Understanding Data Authorization in ROOK
In the ROOK platform, granting permission to access health data is a fundamental step in the data integration process. This article explains when and how end-users provide permission to their data within the ROOK ecosystem.
Permission at Connection
Permission is granted when the connection between the user's data source and the ROOK platform is established. Without this permission, the necessary data extraction and synchronization processes cannot occur.
The Authorization Screen
The permission request is presented to the end-user through an authorization screen. This screen serves to inform the user about:
The specific data that will be accessed.
How the data will be used.
Who will be responsible for managing the data.
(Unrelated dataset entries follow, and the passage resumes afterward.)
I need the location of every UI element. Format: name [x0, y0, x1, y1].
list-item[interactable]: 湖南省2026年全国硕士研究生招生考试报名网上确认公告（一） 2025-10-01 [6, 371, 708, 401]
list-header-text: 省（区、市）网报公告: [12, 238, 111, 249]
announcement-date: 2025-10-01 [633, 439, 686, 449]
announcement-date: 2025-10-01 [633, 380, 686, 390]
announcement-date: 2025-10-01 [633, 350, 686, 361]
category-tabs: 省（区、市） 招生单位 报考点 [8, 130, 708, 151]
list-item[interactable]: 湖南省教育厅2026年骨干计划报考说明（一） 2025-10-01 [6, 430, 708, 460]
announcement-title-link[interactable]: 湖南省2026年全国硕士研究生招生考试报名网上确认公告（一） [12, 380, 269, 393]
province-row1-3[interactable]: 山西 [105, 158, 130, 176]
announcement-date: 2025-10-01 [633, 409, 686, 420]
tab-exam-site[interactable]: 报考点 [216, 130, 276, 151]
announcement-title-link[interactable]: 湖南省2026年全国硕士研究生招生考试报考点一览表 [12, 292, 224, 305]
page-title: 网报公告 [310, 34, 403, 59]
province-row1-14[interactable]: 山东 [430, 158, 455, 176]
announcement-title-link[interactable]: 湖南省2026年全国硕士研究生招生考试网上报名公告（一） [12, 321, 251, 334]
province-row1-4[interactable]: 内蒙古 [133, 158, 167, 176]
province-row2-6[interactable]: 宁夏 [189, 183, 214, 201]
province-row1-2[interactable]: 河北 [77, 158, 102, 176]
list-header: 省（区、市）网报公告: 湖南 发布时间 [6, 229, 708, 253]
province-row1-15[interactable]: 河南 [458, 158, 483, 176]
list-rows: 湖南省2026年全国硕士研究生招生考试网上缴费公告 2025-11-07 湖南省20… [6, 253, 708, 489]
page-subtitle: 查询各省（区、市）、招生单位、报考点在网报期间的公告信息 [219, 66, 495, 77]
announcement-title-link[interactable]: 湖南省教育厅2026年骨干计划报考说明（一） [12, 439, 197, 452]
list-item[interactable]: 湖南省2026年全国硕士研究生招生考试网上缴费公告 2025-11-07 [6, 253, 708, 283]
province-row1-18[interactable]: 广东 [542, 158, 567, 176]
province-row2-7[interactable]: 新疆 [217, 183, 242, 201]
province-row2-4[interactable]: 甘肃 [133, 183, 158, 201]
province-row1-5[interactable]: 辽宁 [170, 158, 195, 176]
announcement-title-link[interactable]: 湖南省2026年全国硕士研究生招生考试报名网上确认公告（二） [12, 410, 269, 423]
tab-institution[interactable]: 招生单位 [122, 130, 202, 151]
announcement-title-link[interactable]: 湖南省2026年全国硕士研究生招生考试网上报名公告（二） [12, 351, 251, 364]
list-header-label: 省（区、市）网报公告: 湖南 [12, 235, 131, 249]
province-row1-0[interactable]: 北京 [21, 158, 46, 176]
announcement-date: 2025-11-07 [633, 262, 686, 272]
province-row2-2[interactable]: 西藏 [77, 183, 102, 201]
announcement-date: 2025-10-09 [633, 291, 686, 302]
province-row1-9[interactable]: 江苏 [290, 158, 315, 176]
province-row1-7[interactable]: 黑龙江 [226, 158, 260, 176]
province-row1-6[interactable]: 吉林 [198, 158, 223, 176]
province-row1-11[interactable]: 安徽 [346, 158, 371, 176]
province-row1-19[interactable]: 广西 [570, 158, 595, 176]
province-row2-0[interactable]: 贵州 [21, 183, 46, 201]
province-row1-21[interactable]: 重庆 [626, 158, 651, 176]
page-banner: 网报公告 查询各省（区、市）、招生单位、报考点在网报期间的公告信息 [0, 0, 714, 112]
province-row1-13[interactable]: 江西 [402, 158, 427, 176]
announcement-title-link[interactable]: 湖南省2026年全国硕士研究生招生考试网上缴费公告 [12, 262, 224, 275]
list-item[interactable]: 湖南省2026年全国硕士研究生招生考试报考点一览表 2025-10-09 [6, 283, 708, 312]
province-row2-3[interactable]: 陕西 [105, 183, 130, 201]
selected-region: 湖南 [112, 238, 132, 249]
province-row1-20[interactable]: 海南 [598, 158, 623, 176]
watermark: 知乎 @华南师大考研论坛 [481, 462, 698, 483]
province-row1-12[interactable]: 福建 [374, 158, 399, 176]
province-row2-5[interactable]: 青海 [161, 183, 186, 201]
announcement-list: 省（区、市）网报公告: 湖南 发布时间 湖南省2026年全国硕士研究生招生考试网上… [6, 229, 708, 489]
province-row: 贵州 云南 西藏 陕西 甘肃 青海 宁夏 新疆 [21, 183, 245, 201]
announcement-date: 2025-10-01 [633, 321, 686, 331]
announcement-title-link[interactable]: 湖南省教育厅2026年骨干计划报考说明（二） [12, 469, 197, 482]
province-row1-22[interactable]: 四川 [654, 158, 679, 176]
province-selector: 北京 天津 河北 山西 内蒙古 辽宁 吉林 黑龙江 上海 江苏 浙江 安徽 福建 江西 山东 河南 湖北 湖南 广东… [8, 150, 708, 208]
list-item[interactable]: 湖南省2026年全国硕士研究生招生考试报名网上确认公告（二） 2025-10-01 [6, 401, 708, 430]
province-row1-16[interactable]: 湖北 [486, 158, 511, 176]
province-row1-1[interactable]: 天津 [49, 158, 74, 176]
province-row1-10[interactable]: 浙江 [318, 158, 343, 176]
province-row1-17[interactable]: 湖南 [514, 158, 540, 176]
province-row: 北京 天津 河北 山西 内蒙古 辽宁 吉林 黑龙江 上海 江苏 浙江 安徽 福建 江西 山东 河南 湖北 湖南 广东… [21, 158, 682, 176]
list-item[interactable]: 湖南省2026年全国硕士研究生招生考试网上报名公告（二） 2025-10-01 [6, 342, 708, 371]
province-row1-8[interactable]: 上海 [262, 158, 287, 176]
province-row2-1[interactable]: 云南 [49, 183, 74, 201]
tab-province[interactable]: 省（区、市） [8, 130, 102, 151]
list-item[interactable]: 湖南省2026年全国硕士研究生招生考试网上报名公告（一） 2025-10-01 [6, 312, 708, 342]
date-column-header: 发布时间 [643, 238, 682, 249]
It is important to note that the appearance of the authorization screen may differ depending on the user's operating system and the specific data source being connected. Regardless of these variations, the primary goal of the authorization screen is to provide clear and accurate information to the user, enabling them to make an informed decision regarding their data.
OAuth Flow and Security
To establish the connection and ensure an additional layer of security, ROOK uses an OAuth flow. This authentication method empowers users by giving them control over the data they share. Users also have the option to revoke these permissions at any time, if they change their mind or no longer want their data to be accessible by ROOK.
Permission Renewal
In some instances, certain data sources may require periodic permission renewal. It is important to clarify that these renewals are imposed by the data sources themselves and are not a requirement of ROOK. If a user does not renew their permissions within the specified timeframe, access to their data will be restricted until the renewal is completed. This could lead to interruptions in certain services.
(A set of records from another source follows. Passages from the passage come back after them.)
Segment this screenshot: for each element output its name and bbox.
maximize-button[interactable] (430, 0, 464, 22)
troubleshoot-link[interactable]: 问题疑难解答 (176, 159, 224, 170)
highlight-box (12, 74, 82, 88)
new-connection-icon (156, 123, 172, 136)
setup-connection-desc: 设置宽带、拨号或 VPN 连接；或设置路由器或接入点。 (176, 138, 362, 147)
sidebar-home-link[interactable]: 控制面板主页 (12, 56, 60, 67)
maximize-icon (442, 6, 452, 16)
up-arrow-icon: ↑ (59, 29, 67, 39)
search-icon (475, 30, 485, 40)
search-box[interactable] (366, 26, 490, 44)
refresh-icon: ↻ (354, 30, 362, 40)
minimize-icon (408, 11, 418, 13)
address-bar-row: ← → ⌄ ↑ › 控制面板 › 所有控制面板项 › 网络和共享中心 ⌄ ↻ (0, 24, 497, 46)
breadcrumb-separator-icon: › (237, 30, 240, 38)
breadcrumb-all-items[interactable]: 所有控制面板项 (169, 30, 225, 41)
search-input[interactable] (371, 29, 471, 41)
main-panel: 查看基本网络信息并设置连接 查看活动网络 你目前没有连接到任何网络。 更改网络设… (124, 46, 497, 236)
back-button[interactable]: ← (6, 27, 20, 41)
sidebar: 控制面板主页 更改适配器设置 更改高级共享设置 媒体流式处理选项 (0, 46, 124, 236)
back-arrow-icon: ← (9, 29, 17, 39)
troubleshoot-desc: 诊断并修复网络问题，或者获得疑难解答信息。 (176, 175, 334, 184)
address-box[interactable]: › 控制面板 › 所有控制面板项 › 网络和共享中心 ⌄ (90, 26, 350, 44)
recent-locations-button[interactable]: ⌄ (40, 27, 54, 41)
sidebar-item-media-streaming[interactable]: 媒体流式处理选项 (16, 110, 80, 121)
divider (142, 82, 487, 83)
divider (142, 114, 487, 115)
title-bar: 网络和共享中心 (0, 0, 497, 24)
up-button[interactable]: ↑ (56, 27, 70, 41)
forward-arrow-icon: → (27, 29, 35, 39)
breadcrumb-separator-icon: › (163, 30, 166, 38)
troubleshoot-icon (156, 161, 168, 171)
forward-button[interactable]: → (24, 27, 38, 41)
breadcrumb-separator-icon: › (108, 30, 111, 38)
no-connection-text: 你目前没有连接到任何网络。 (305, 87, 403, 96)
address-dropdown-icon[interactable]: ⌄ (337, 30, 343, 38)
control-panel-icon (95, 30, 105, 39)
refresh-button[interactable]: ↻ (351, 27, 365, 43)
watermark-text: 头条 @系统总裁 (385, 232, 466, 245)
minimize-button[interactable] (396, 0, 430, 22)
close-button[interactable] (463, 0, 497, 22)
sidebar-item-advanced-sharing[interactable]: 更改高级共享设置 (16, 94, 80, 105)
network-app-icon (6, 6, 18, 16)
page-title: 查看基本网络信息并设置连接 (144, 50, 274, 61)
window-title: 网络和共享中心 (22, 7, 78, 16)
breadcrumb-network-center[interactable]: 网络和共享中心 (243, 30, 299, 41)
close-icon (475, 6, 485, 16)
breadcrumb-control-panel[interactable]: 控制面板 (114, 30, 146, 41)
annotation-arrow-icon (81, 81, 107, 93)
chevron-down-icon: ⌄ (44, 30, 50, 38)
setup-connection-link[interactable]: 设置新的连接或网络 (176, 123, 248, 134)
Commitment to Transparency
ROOK is committed to obtaining the necessary permissions to access user data while also respecting user privacy and preferences. Transparency and clarity are essential in every permission request method. This ensures that end-users have a comprehensive understanding of how their data will be managed, allowing them to make well-informed decisions and have confidence that their data is being handled in accordance with their expectations and privacy rights.